2. System Experts: Those who can identify subtle errors that AI may miss (e.g., hidden risks in code logic).
In other words, while AI can perform tasks, humans are responsible for deciding what to do and how well it’s done—this is where “taste” or judgment comes into play.
#### 5. Driving Change: Actively Eliminating Inefficient Processes to Maintain Flat Hierarchies
In the AI era, old processes can become mere formalities. The Claude team takes proactive steps:
- Flat Management: Managers start by working on the front lines and support flexible team mobility (e.g., assigning people to teams based on their expertise).
- Prioritize AI: Tasks that can be automated are done by AI to free up resources for more challenging work.
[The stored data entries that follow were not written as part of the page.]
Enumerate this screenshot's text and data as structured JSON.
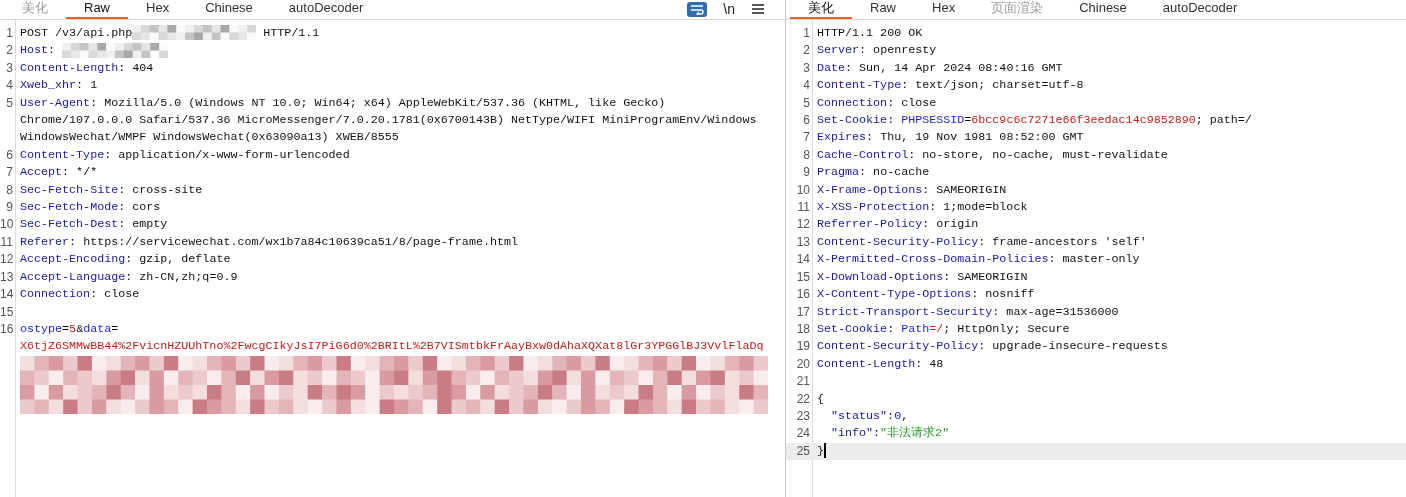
{
  "request": {
    "tabs": [
      {
        "label": "美化",
        "selected": false,
        "disabled": true
      },
      {
        "label": "Raw",
        "selected": true,
        "disabled": false
      },
      {
        "label": "Hex",
        "selected": false,
        "disabled": false
      },
      {
        "label": "Chinese",
        "selected": false,
        "disabled": false
      },
      {
        "label": "autoDecoder",
        "selected": false,
        "disabled": false
      }
    ],
    "toolbar": [
      {
        "kind": "wrap",
        "selected": true
      },
      {
        "kind": "text",
        "label": "\\n",
        "selected": false
      },
      {
        "kind": "menu",
        "selected": false
      }
    ],
    "lines": [
      {
        "number": "1",
        "current": false,
        "segments": [
          {
            "kind": "text",
            "text": "POST /v3/api.php"
          },
          {
            "kind": "redacted-inline"
          },
          {
            "kind": "text",
            "text": " HTTP/1.1"
          }
        ]
      },
      {
        "number": "2",
        "current": false,
        "segments": [
          {
            "kind": "name",
            "text": "Host"
          },
          {
            "kind": "text",
            "text": ": "
          },
          {
            "kind": "redacted-inline"
          }
        ]
      },
      {
        "number": "3",
        "current": false,
        "segments": [
          {
            "kind": "name",
            "text": "Content-Length"
          },
          {
            "kind": "text",
            "text": ": 404"
          }
        ]
      },
      {
        "number": "4",
        "current": false,
        "segments": [
          {
            "kind": "name",
            "text": "Xweb_xhr"
          },
          {
            "kind": "text",
            "text": ": 1"
          }
        ]
      },
      {
        "number": "5",
        "current": false,
        "segments": [
          {
            "kind": "name",
            "text": "User-Agent"
          },
          {
            "kind": "text",
            "text": ": Mozilla/5.0 (Windows NT 10.0; Win64; x64) AppleWebKit/537.36 (KHTML, like Gecko) Chrome/107.0.0.0 Safari/537.36 MicroMessenger/7.0.20.1781(0x6700143B) NetType/WIFI MiniProgramEnv/Windows WindowsWechat/WMPF WindowsWechat(0x63090a13) XWEB/8555"
          }
        ]
      },
      {
        "number": "6",
        "current": false,
        "segments": [
          {
            "kind": "name",
            "text": "Content-Type"
          },
          {
            "kind": "text",
            "text": ": application/x-www-form-urlencoded"
          }
        ]
      },
      {
        "number": "7",
        "current": false,
        "segments": [
          {
            "kind": "name",
            "text": "Accept"
          },
          {
            "kind": "text",
            "text": ": */*"
          }
        ]
      },
      {
        "number": "8",
        "current": false,
        "segments": [
          {
            "kind": "name",
            "text": "Sec-Fetch-Site"
          },
          {
            "kind": "text",
            "text": ": cross-site"
          }
        ]
      },
      {
        "number": "9",
        "current": false,
        "segments": [
          {
            "kind": "name",
            "text": "Sec-Fetch-Mode"
          },
          {
            "kind": "text",
            "text": ": cors"
          }
        ]
      },
      {
        "number": "10",
        "current": false,
        "segments": [
          {
            "kind": "name",
            "text": "Sec-Fetch-Dest"
          },
          {
            "kind": "text",
            "text": ": empty"
          }
        ]
      },
      {
        "number": "11",
        "current": false,
        "segments": [
          {
            "kind": "name",
            "text": "Referer"
          },
          {
            "kind": "text",
            "text": ": https://servicewechat.com/wx1b7a84c10639ca51/8/page-frame.html"
          }
        ]
      },
      {
        "number": "12",
        "current": false,
        "segments": [
          {
            "kind": "name",
            "text": "Accept-Encoding"
          },
          {
            "kind": "text",
            "text": ": gzip, deflate"
          }
        ]
      },
      {
        "number": "13",
        "current": false,
        "segments": [
          {
            "kind": "name",
            "text": "Accept-Language"
          },
          {
            "kind": "text",
            "text": ": zh-CN,zh;q=0.9"
          }
        ]
      },
      {
        "number": "14",
        "current": false,
        "segments": [
          {
            "kind": "name",
            "text": "Connection"
          },
          {
            "kind": "text",
            "text": ": close"
          }
        ]
      },
      {
        "number": "15",
        "current": false
      },
      {
        "number": "16",
        "current": false,
        "segments": [
          {
            "kind": "attr",
            "text": "ostype"
          },
          {
            "kind": "text",
            "text": "="
          },
          {
            "kind": "attrval",
            "text": "5"
          },
          {
            "kind": "text",
            "text": "&"
          },
          {
            "kind": "attr",
            "text": "data"
          },
          {
            "kind": "text",
            "text": "="
          },
          {
            "kind": "attrval",
            "text": "X6tjZ6SMMwBB44%2FvicnHZUUhTno%2FwcgCIkyJsI7PiG6d0%2BRItL%2B7VISmtbkFrAayBxw0dAhaXQXat8lGr3YPGGlBJ3VvlFlaDq"
          },
          {
            "kind": "redacted-block"
          }
        ]
      }
    ]
  },
  "response": {
    "tabs": [
      {
        "label": "美化",
        "selected": true,
        "disabled": false
      },
      {
        "label": "Raw",
        "selected": false,
        "disabled": false
      },
      {
        "label": "Hex",
        "selected": false,
        "disabled": false
      },
      {
        "label": "页面渲染",
        "selected": false,
        "disabled": true
      },
      {
        "label": "Chinese",
        "selected": false,
        "disabled": false
      },
      {
        "label": "autoDecoder",
        "selected": false,
        "disabled": false
      }
    ],
    "lines": [
      {
        "number": "1",
        "current": false,
        "segments": [
          {
            "kind": "text",
            "text": "HTTP/1.1 200 OK"
          }
        ]
      },
      {
        "number": "2",
        "current": false,
        "segments": [
          {
            "kind": "name",
            "text": "Server"
          },
          {
            "kind": "text",
            "text": ": openresty"
          }
        ]
      },
      {
        "number": "3",
        "current": false,
        "segments": [
          {
            "kind": "name",
            "text": "Date"
          },
          {
            "kind": "text",
            "text": ": Sun, 14 Apr 2024 08:40:16 GMT"
          }
        ]
      },
      {
        "number": "4",
        "current": false,
        "segments": [
          {
            "kind": "name",
            "text": "Content-Type"
          },
          {
            "kind": "text",
            "text": ": text/json; charset=utf-8"
          }
        ]
      },
      {
        "number": "5",
        "current": false,
        "segments": [
          {
            "kind": "name",
            "text": "Connection"
          },
          {
            "kind": "text",
            "text": ": close"
          }
        ]
      },
      {
        "number": "6",
        "current": false,
        "segments": [
          {
            "kind": "name",
            "text": "Set-Cookie"
          },
          {
            "kind": "text",
            "text": ": "
          },
          {
            "kind": "attr",
            "text": "PHPSESSID"
          },
          {
            "kind": "text",
            "text": "="
          },
          {
            "kind": "attrval",
            "text": "6bcc9c6c7271e66f3eedac14c9852890"
          },
          {
            "kind": "text",
            "text": "; path=/"
          }
        ]
      },
      {
        "number": "7",
        "current": false,
        "segments": [
          {
            "kind": "name",
            "text": "Expires"
          },
          {
            "kind": "text",
            "text": ": Thu, 19 Nov 1981 08:52:00 GMT"
          }
        ]
      },
      {
        "number": "8",
        "current": false,
        "segments": [
          {
            "kind": "name",
            "text": "Cache-Control"
          },
          {
            "kind": "text",
            "text": ": no-store, no-cache, must-revalidate"
          }
        ]
      },
      {
        "number": "9",
        "current": false,
        "segments": [
          {
            "kind": "name",
            "text": "Pragma"
          },
          {
            "kind": "text",
            "text": ": no-cache"
          }
        ]
      },
      {
        "number": "10",
        "current": false,
        "segments": [
          {
            "kind": "name",
            "text": "X-Frame-Options"
          },
          {
            "kind": "text",
            "text": ": SAMEORIGIN"
          }
        ]
      },
      {
        "number": "11",
        "current": false,
        "segments": [
          {
            "kind": "name",
            "text": "X-XSS-Protection"
          },
          {
            "kind": "text",
            "text": ": 1;mode=block"
          }
        ]
      },
      {
        "number": "12",
        "current": false,
        "segments": [
          {
            "kind": "name",
            "text": "Referrer-Policy"
          },
          {
            "kind": "text",
            "text": ": origin"
          }
        ]
      },
      {
        "number": "13",
        "current": false,
        "segments": [
          {
            "kind": "name",
            "text": "Content-Security-Policy"
          },
          {
            "kind": "text",
            "text": ": frame-ancestors 'self'"
          }
        ]
      },
      {
        "number": "14",
        "current": false,
        "segments": [
          {
            "kind": "name",
            "text": "X-Permitted-Cross-Domain-Policies"
          },
          {
            "kind": "text",
            "text": ": master-only"
          }
        ]
      },
      {
        "number": "15",
        "current": false,
        "segments": [
          {
            "kind": "name",
            "text": "X-Download-Options"
          },
          {
            "kind": "text",
            "text": ": SAMEORIGIN"
          }
        ]
      },
      {
        "number": "16",
        "current": false,
        "segments": [
          {
            "kind": "name",
            "text": "X-Content-Type-Options"
          },
          {
            "kind": "text",
            "text": ": nosniff"
          }
        ]
      },
      {
        "number": "17",
        "current": false,
        "segments": [
          {
            "kind": "name",
            "text": "Strict-Transport-Security"
          },
          {
            "kind": "text",
            "text": ": max-age=31536000"
          }
        ]
      },
      {
        "number": "18",
        "current": false,
        "segments": [
          {
            "kind": "name",
            "text": "Set-Cookie"
          },
          {
            "kind": "text",
            "text": ": "
          },
          {
            "kind": "attr",
            "text": "Path"
          },
          {
            "kind": "attrval",
            "text": "=/"
          },
          {
            "kind": "text",
            "text": "; HttpOnly; Secure"
          }
        ]
      },
      {
        "number": "19",
        "current": false,
        "segments": [
          {
            "kind": "name",
            "text": "Content-Security-Policy"
          },
          {
            "kind": "text",
            "text": ": upgrade-insecure-requests"
          }
        ]
      },
      {
        "number": "20",
        "current": false,
        "segments": [
          {
            "kind": "name",
            "text": "Content-Length"
          },
          {
            "kind": "text",
            "text": ": 48"
          }
        ]
      },
      {
        "number": "21",
        "current": false
      },
      {
        "number": "22",
        "current": false,
        "segments": [
          {
            "kind": "text",
            "text": "{"
          }
        ]
      },
      {
        "number": "23",
        "current": false,
        "indented": true,
        "segments": [
          {
            "kind": "jkey",
            "text": "\"status\""
          },
          {
            "kind": "text",
            "text": ":"
          },
          {
            "kind": "jnum",
            "text": "0"
          },
          {
            "kind": "text",
            "text": ","
          }
        ]
      },
      {
        "number": "24",
        "current": false,
        "indented": true,
        "segments": [
          {
            "kind": "jkey",
            "text": "\"info\""
          },
          {
            "kind": "text",
            "text": ":"
          },
          {
            "kind": "jstr",
            "text": "\"非法请求2\""
          }
        ]
      },
      {
        "number": "25",
        "current": true,
        "segments": [
          {
            "kind": "text",
            "text": "}"
          }
        ]
      }
    ]
  }
}
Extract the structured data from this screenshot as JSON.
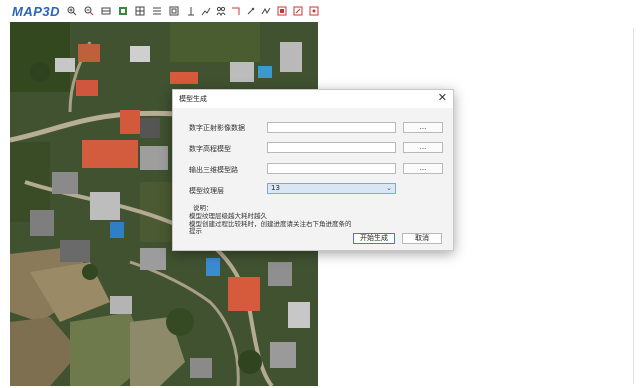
{
  "app": {
    "logo": "MAP3D"
  },
  "toolbar": {
    "icons": [
      "zoom-in-icon",
      "zoom-out-icon",
      "pan-icon",
      "layers-icon",
      "grid-icon",
      "table-icon",
      "crop-icon",
      "measure-icon",
      "chart-icon",
      "people-icon",
      "route-icon",
      "edit-icon",
      "polyline-icon",
      "select-icon",
      "export-icon",
      "settings-icon"
    ]
  },
  "dialog": {
    "title": "模型生成",
    "close": "✕",
    "fields": [
      {
        "label": "数字正射影像数据",
        "value": "",
        "browse": "..."
      },
      {
        "label": "数字高程模型",
        "value": "",
        "browse": "..."
      },
      {
        "label": "输出三维模型路",
        "value": "",
        "browse": "..."
      }
    ],
    "level_label": "模型纹理层",
    "level_value": "13",
    "notes": [
      "说明：",
      "模型纹理层级越大耗时越久",
      "模型创建过程比较耗时，创建进度请关注右下角进度条的",
      "提示"
    ],
    "generate_button": "开始生成",
    "cancel_button": "取消"
  },
  "colors": {
    "logo": "#2a63b8",
    "select_bg": "#d9e6f4",
    "toolbar_red": "#d03a3a",
    "toolbar_green": "#3a8a3a"
  }
}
- Proactive Process Elimination: If a process, like weekly meetings, is not effective, they simply question its necessity and cancel it.
Many companies’ outdated processes (e.g., useless weekly meetings or redundant approvals) are maintained out of inertia; someone needs to step forward and say, “This can be stopped.”
#### Conclusion: AI-Native Organizations Are About More Than Just Buying Tools
The exploration by the Claude team demonstrates that an AI-native organization is not about simply acquiring AI tools for employees. It’s about rethinking everything, from planning and review to recruitment. Even top teams are still figuring out the best practices (e.g., whether to have separate iOS/Android development teams or where to draw the line for fully automated reviews). The core principle remains the same: use AI to replace repetitive tasks and allow humans to focus on judgment and creativity.
As Fiona puts it, “Identify the most cumbersome parts of your work process and ask yourself—does it still deserve its current place?”
This analysis explains the impact of AI on organizations in plain language, helping you understand that AI is not just a tool but also a catalyst for changing work methods.